The Act is also different from previous GAO and OIG reports because it requires the USPTO to submit its own report that takes into account GAO’s findings. GAO and OIG recommendations do not have the force of law behind them, so agencies can choose not to follow them. The USPTO would also be required to submit its own report about how they plan to improve guidance to patent examiners plus a five year plan to modernize the examination process. This could create more collaboration between the USPTO and GAO since the USPTO would have to submit a report partly based on GAO’s recommendations.

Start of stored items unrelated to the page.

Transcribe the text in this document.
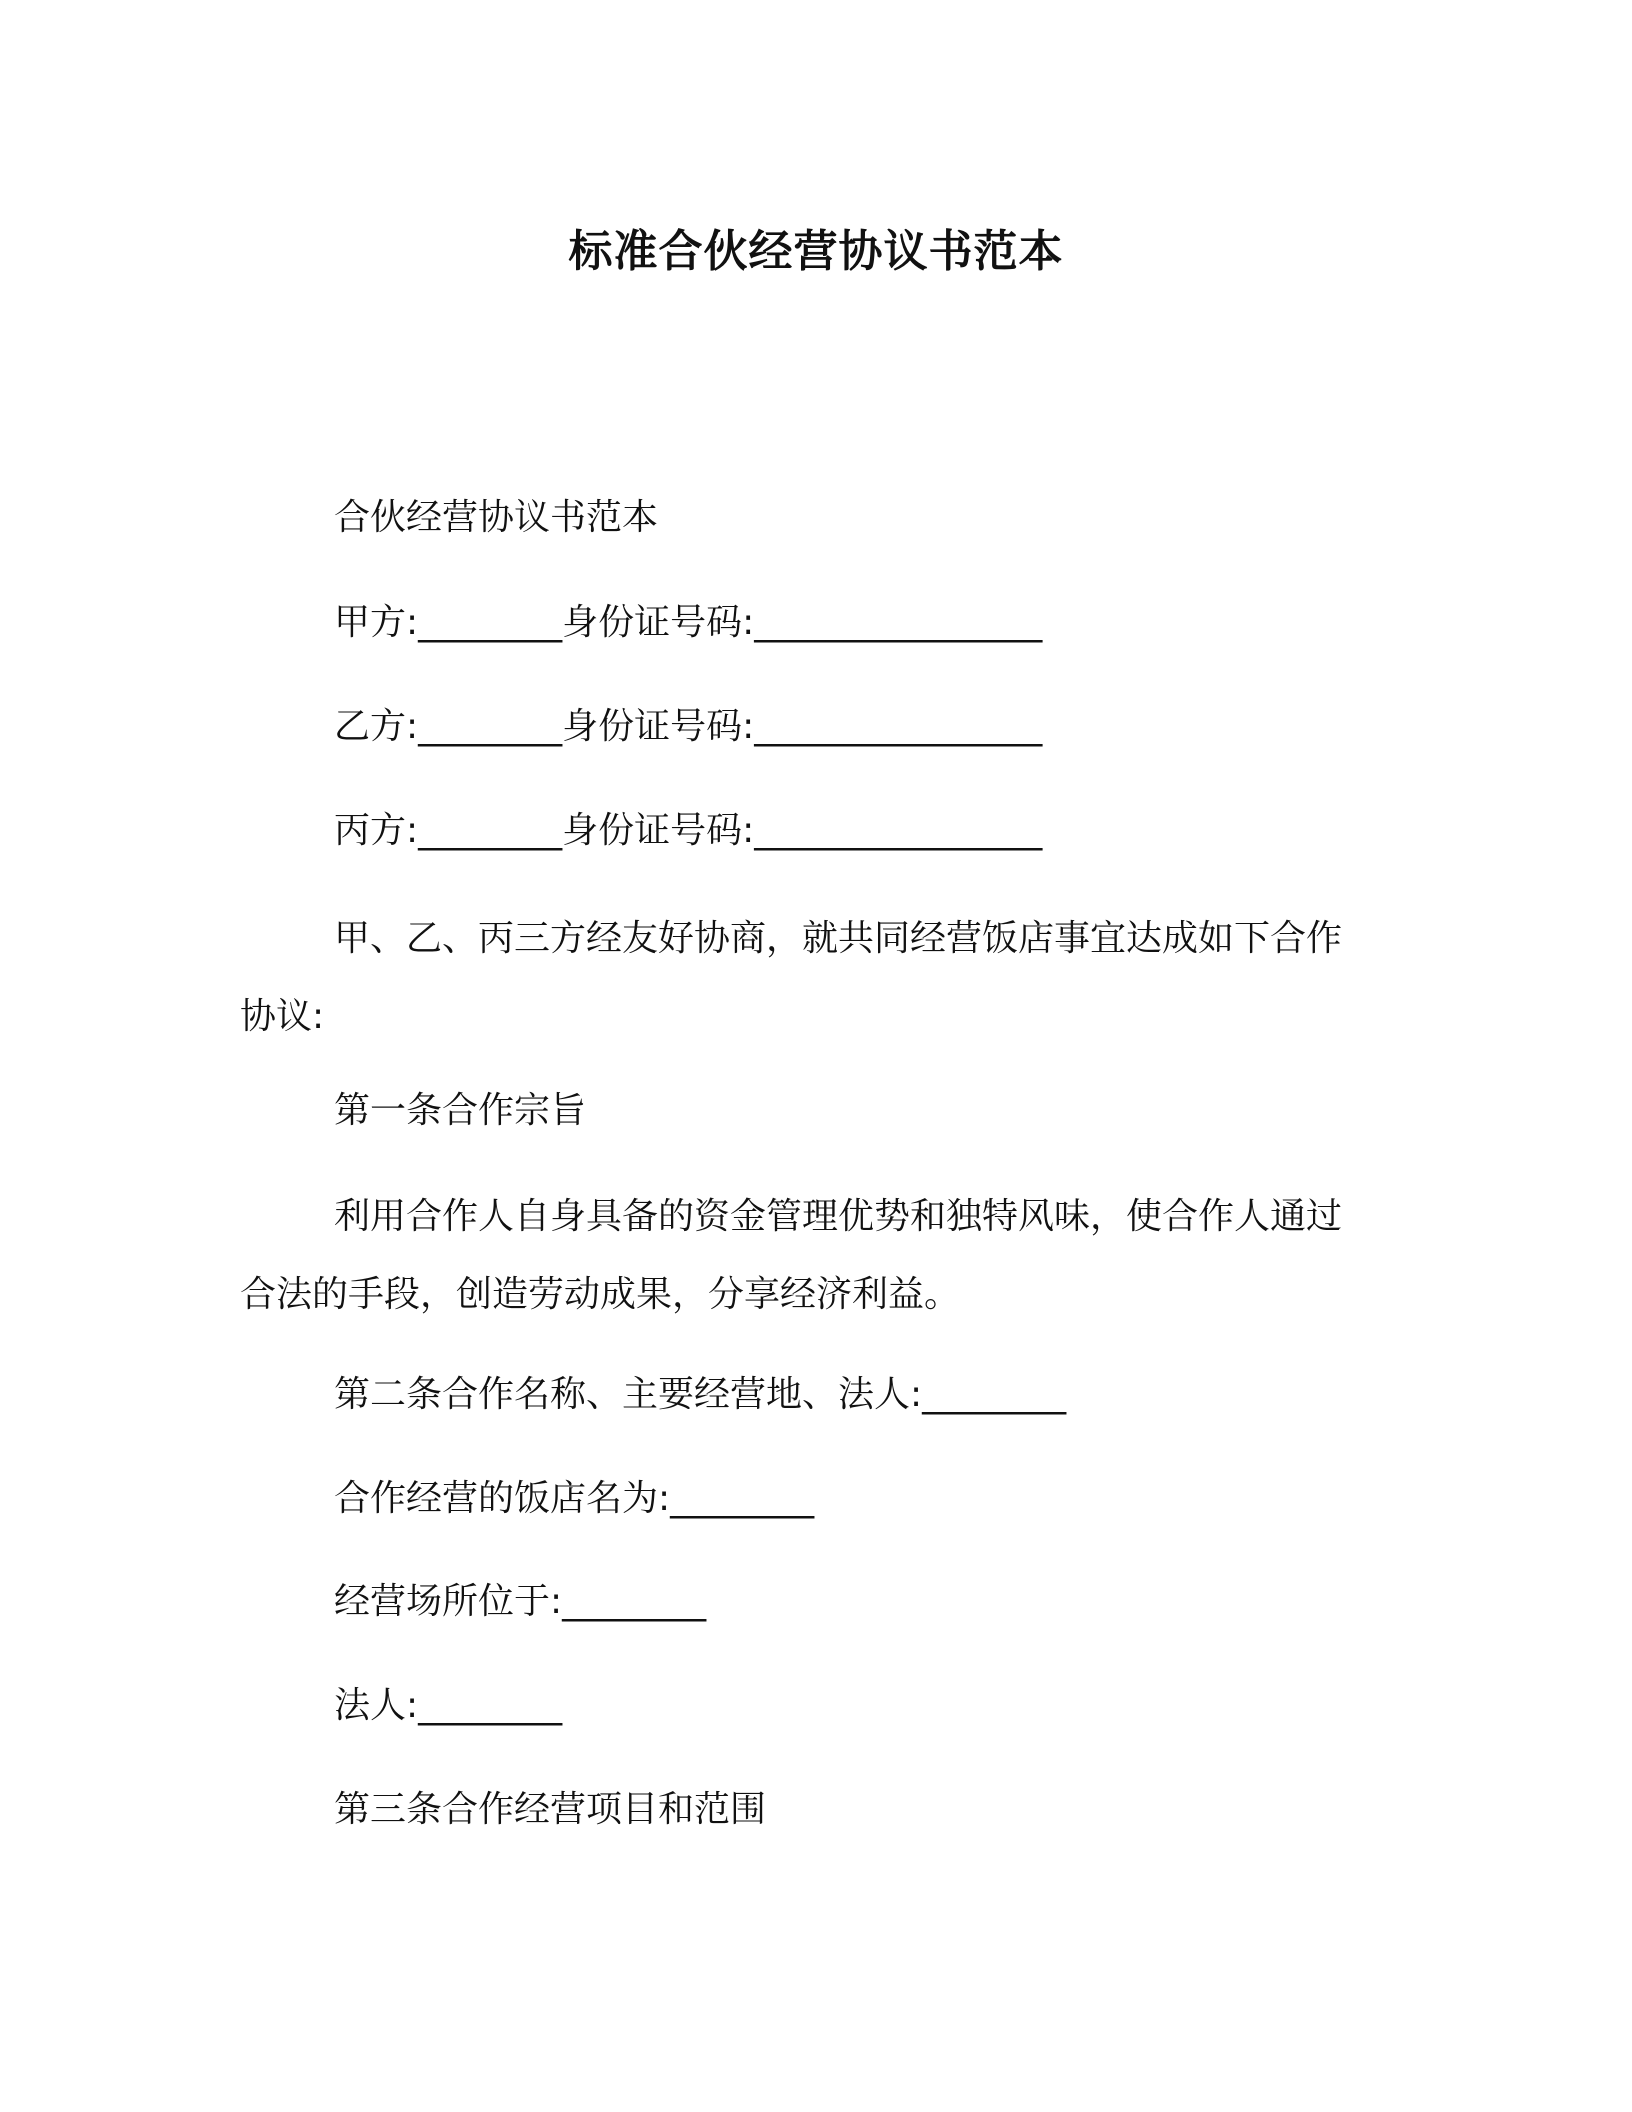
标准合伙经营协议书范本
合伙经营协议书范本
甲方:________身份证号码:________________
乙方:________身份证号码:________________
丙方:________身份证号码:________________
甲、乙、丙三方经友好协商，就共同经营饭店事宜达成如下合作协议:
第一条合作宗旨
利用合作人自身具备的资金管理优势和独特风味，使合作人通过合法的手段，创造劳动成果，分享经济利益。
第二条合作名称、主要经营地、法人:________
合作经营的饭店名为:________
经营场所位于:________
法人:________
第三条合作经营项目和范围
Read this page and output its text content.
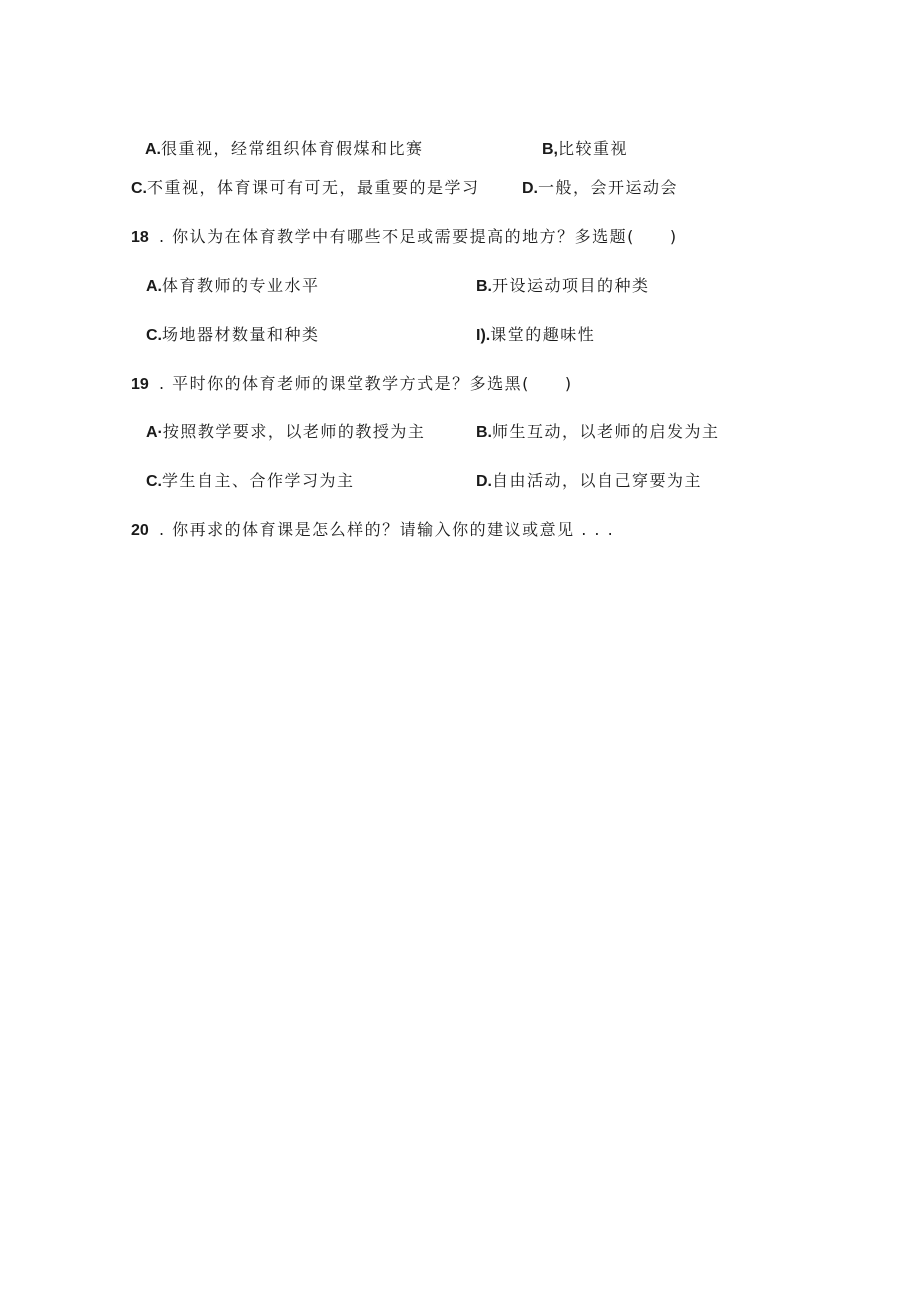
A.很重视，经常组织体育假煤和比赛	B,比较重视
C.不重视，体育课可有可无，最重要的是学习	D.一般，会开运动会
18 . 你认为在体育教学中有哪些不足或需要提高的地方？多选题(　　)
A.体育教师的专业水平	B.开设运动项目的种类
C.场地器材数量和种类	I).课堂的趣味性
19 . 平时你的体育老师的课堂教学方式是？多选黑(　　)
A·按照教学要求，以老师的教授为主	B.师生互动，以老师的启发为主
C.学生自主、合作学习为主	D.自由活动，以自己穿要为主
20 . 你再求的体育课是怎么样的？请输入你的建议或意见 . . .
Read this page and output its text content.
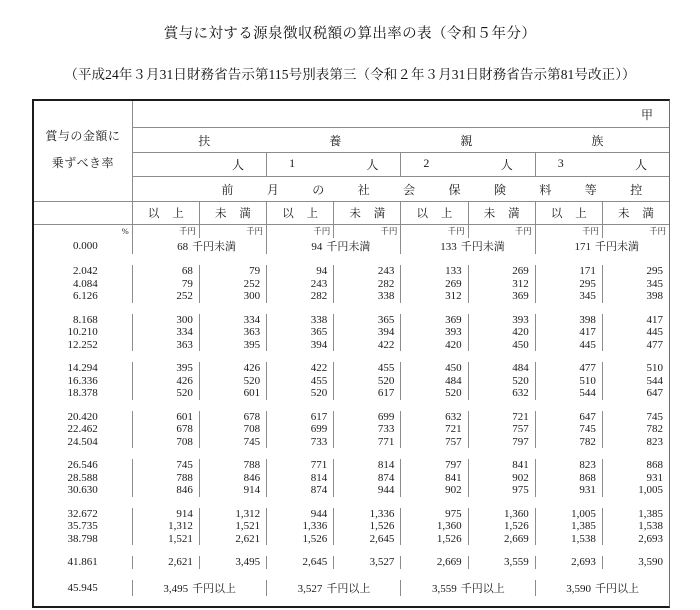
賞与に対する源泉徴収税額の算出率の表（令和５年分）
（平成24年３月31日財務省告示第115号別表第三（令和２年３月31日財務省告示第81号改正））
賞与の金額に
乗ずべき率	甲							

	扶 養 親 族							

	人		1 人		2 人		3 人	

前	月	の	社	会	保	険	料	等	控

	以 上	未 満	以 上	未 満	以 上	未 満	以 上	未 満
%	千円	千円	千円	千円	千円	千円	千円	千円
0.000	68 千円未満		94 千円未満		133 千円未満		171 千円未満	

2.042	68	79	94	243	133	269	171	295
4.084	79	252	243	282	269	312	295	345
6.126	252	300	282	338	312	369	345	398

8.168	300	334	338	365	369	393	398	417
10.210	334	363	365	394	393	420	417	445
12.252	363	395	394	422	420	450	445	477

14.294	395	426	422	455	450	484	477	510
16.336	426	520	455	520	484	520	510	544
18.378	520	601	520	617	520	632	544	647

20.420	601	678	617	699	632	721	647	745
22.462	678	708	699	733	721	757	745	782
24.504	708	745	733	771	757	797	782	823

26.546	745	788	771	814	797	841	823	868
28.588	788	846	814	874	841	902	868	931
30.630	846	914	874	944	902	975	931	1,005

32.672	914	1,312	944	1,336	975	1,360	1,005	1,385
35.735	1,312	1,521	1,336	1,526	1,360	1,526	1,385	1,538
38.798	1,521	2,621	1,526	2,645	1,526	2,669	1,538	2,693

41.861	2,621	3,495	2,645	3,527	2,669	3,559	2,693	3,590

45.945	3,495 千円以上		3,527 千円以上		3,559 千円以上		3,590 千円以上	
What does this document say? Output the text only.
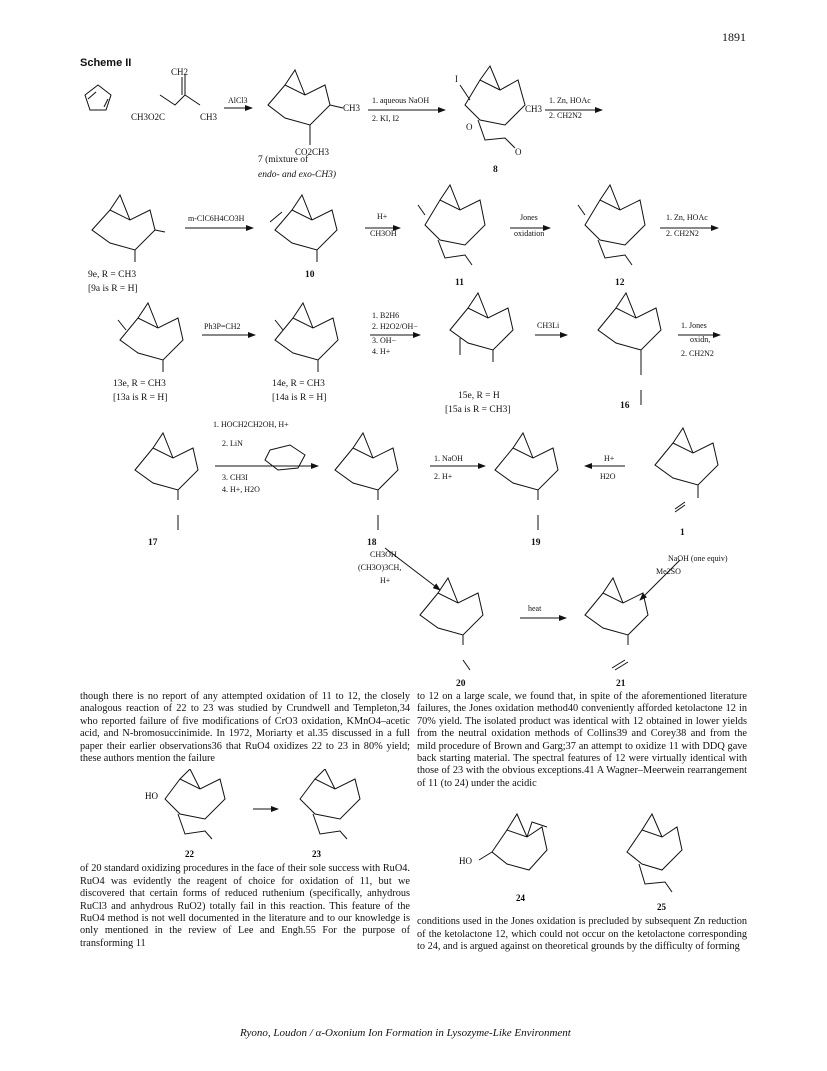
1891
Scheme II
CH2
CH3O2C	CH3
CH3
CO2CH3
I
CH3
O
O
AlCl3	1. aqueous NaOH
2. KI, I2
1. Zn, HOAc
2. CH2N2
m-ClC6H4CO3H	H+
CH3OH
Jones
oxidation
1. Zn, HOAc
2. CH2N2
Ph3P=CH2
1. B2H6
2. H2O2/OH−
3. OH−
4. H+
CH3Li	1. Jones
oxidn,
2. CH2N2
1. HOCH2CH2OH, H+
2. LiN
3. CH3I
4. H+, H2O
1. NaOH
2. H+
H+
H2O
CH3OH
(CH3O)3CH,
H+
NaOH (one equiv)
Me2SO
heat
7 (mixture of
endo- and exo-CH3)	8
9e, R = CH3
[9a is R = H]
10
11	12
13e, R = CH3
[13a is R = H]
14e, R = CH3
[14a is R = H]	15e, R = H
[15a is R = CH3]	16
17	18	19
1
20	21

though there is no report of any attempted oxidation of 11 to 12, the closely analogous reaction of 22 to 23 was studied by Crundwell and Templeton,34 who reported failure of five modifications of CrO3 oxidation, KMnO4–acetic acid, and N-bromosuccinimide. In 1972, Moriarty et al.35 discussed in a full paper their earlier observations36 that RuO4 oxidizes 22 to 23 in 80% yield; these authors mention the failure

HO
22	23

of 20 standard oxidizing procedures in the face of their sole success with RuO4. RuO4 was evidently the reagent of choice for oxidation of 11, but we discovered that certain forms of reduced ruthenium (specifically, anhydrous RuCl3 and anhydrous RuO2) totally fail in this reaction. This feature of the RuO4 method is not well documented in the literature and to our knowledge is only mentioned in the review of Lee and Engh.55 For the purpose of transforming 11

to 12 on a large scale, we found that, in spite of the aforementioned literature failures, the Jones oxidation method40 conveniently afforded ketolactone 12 in 70% yield. The isolated product was identical with 12 obtained in lower yields from the neutral oxidation methods of Collins39 and Corey38 and from the mild procedure of Brown and Garg;37 an attempt to oxidize 11 with DDQ gave back starting material. The spectral features of 12 were virtually identical with those of 23 with the obvious exceptions.41 A Wagner–Meerwein rearrangement of 11 (to 24) under the acidic

HO
24
25

conditions used in the Jones oxidation is precluded by subsequent Zn reduction of the ketolactone 12, which could not occur on the ketolactone corresponding to 24, and is argued against on theoretical grounds by the difficulty of forming

Ryono, Loudon / α-Oxonium Ion Formation in Lysozyme-Like Environment
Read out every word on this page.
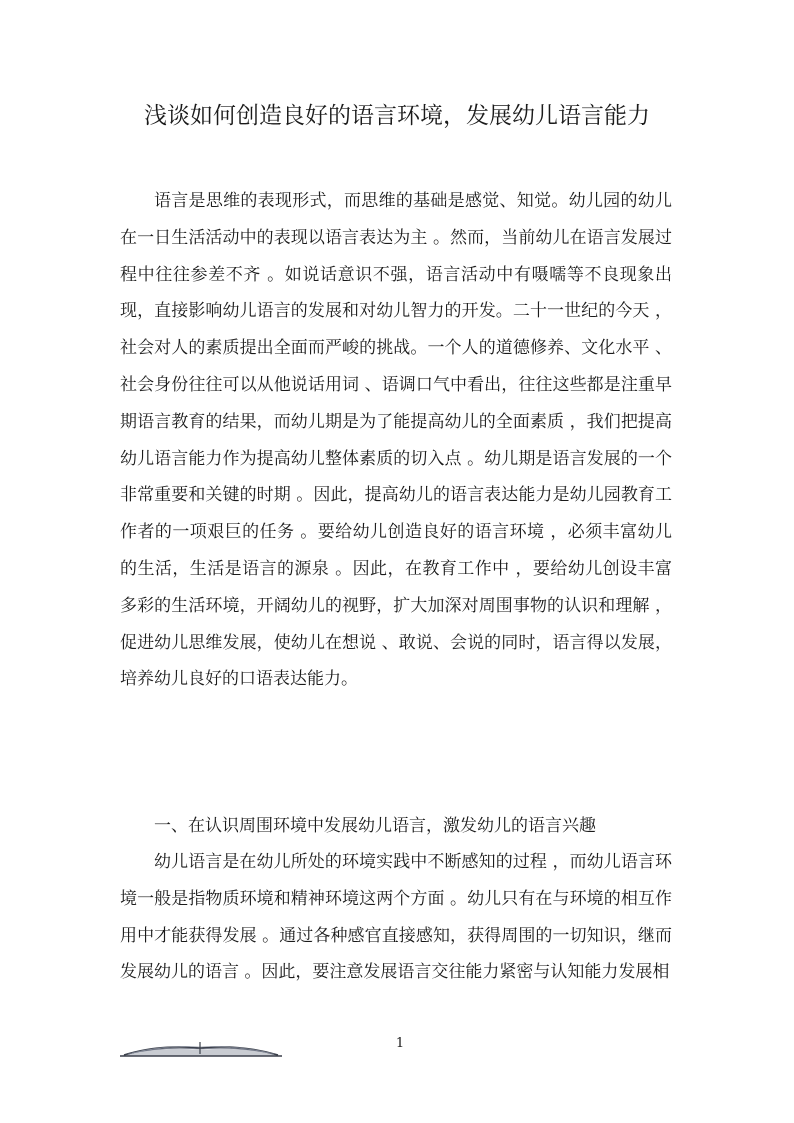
浅谈如何创造良好的语言环境，发展幼儿语言能力

语言是思维的表现形式，而思维的基础是感觉、知觉。幼儿园的幼儿在一日生活活动中的表现以语言表达为主 。然而，当前幼儿在语言发展过程中往往参差不齐 。如说话意识不强，语言活动中有嗫嚅等不良现象出现，直接影响幼儿语言的发展和对幼儿智力的开发。二十一世纪的今天 ，社会对人的素质提出全面而严峻的挑战。一个人的道德修养、文化水平 、社会身份往往可以从他说话用词 、语调口气中看出，往往这些都是注重早期语言教育的结果，而幼儿期是为了能提高幼儿的全面素质 ，我们把提高幼儿语言能力作为提高幼儿整体素质的切入点 。幼儿期是语言发展的一个非常重要和关键的时期 。因此，提高幼儿的语言表达能力是幼儿园教育工作者的一项艰巨的任务 。要给幼儿创造良好的语言环境 ，必须丰富幼儿的生活，生活是语言的源泉 。因此，在教育工作中 ，要给幼儿创设丰富多彩的生活环境，开阔幼儿的视野，扩大加深对周围事物的认识和理解 ，促进幼儿思维发展，使幼儿在想说 、敢说、会说的同时，语言得以发展，培养幼儿良好的口语表达能力。

一、在认识周围环境中发展幼儿语言，激发幼儿的语言兴趣

幼儿语言是在幼儿所处的环境实践中不断感知的过程 ，而幼儿语言环境一般是指物质环境和精神环境这两个方面 。幼儿只有在与环境的相互作用中才能获得发展 。通过各种感官直接感知，获得周围的一切知识，继而发展幼儿的语言 。因此，要注意发展语言交往能力紧密与认知能力发展相

1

One recommendation on how the Act could be improved would be to have GAO evaluate if Congress should increase the USPTO’s budget. The USPTO relies on fees generated by patent applications and patent maintenance to fund itself, leading some studies to question whether this gives the USPTO an incentive to grant more patents than it should. Increasing the USPTO’s budget could also allow them to hire more patent examiners. As of October 2022, the USPTO employed approximately 8,000 patent examiners but had a backlog of over 700,000 patent applications waiting to be examined. Adding more examination time and matching applications with examiners based on expertise may not help if the supply of examiners is not close to meeting the demand of patent applications. If the USPTO is focused on reducing its backlog, then the 8,000 current patent examiners will never have enough time to thoroughly examine a patent application and the approval of low-quality patents will continue.